Uniqueness of the Cauchy datum for the tempered-in-time response and conductivity operator of a plasma

TL;DR

This paper establishes the uniqueness of the Cauchy datum for the tempered-in-time response of plasma and rigorously characterizes the plasma conductivity operator as a pseudo-differential operator, connecting mathematical rigor with physical formalism.

Contribution

It proves the uniqueness of the tempered solution for the linear Vlasov equation and rigorously derives the plasma conductivity operator as a pseudo-differential operator.

Findings

The tempered solution converges to the causal solution as damping vanishes.

The conductivity operator is continuous from Schwartz functions to their dual.

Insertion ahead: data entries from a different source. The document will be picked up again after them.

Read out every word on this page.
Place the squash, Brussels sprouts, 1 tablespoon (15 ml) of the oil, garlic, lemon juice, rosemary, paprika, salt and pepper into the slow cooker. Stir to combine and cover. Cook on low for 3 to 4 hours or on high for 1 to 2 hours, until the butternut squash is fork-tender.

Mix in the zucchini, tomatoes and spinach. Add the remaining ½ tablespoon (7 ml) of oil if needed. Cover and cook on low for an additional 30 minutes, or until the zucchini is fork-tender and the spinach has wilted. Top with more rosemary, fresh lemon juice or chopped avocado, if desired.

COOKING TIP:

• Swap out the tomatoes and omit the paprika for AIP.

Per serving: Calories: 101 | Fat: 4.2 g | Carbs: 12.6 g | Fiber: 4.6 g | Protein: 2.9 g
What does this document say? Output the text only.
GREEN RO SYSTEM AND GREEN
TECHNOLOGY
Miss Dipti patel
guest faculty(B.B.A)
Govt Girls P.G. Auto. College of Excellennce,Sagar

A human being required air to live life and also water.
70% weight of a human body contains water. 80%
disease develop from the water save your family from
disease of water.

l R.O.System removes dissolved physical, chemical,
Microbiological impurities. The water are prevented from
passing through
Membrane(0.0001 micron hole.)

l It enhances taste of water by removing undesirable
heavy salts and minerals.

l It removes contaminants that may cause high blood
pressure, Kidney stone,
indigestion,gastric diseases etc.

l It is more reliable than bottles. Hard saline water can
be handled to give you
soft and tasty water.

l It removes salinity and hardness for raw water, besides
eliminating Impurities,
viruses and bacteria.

Explicit pseudo-differential operator expressions are provided for different plasma models.

Abstract

We study the linear Vlasov equation with a given electric field $E \in \mathcal{S}$, where $\mathcal{S}$ is the space of Schwartz functions. The associated damped partial differential equation has a unique tempered solution, which fixes the needed Cauchy datum. This tempered solution then converges to the causal solution of the linear Vlasov equation when the damping parameter goes to zero. This result allows us to define the plasma conductivity operator $\sigma$, which gives the current density $j = \sigma (E)$ induced by the electric field $E$. We prove that $\sigma$ is continuous from $\mathcal{S}$ to its dual $\mathcal{S}^\prime$. We can treat rigorously the case of uniform non-magnetized non-relativistic plasma (linear Landau damping) and the case of uniform magnetized relativistic plasma (cyclotron damping). In both cases, we demonstrate that the main part of the conductivity operator is a pseudo-differential operator and we give its expression rigorously. This matches the formal results widely used in the theoretical physics community.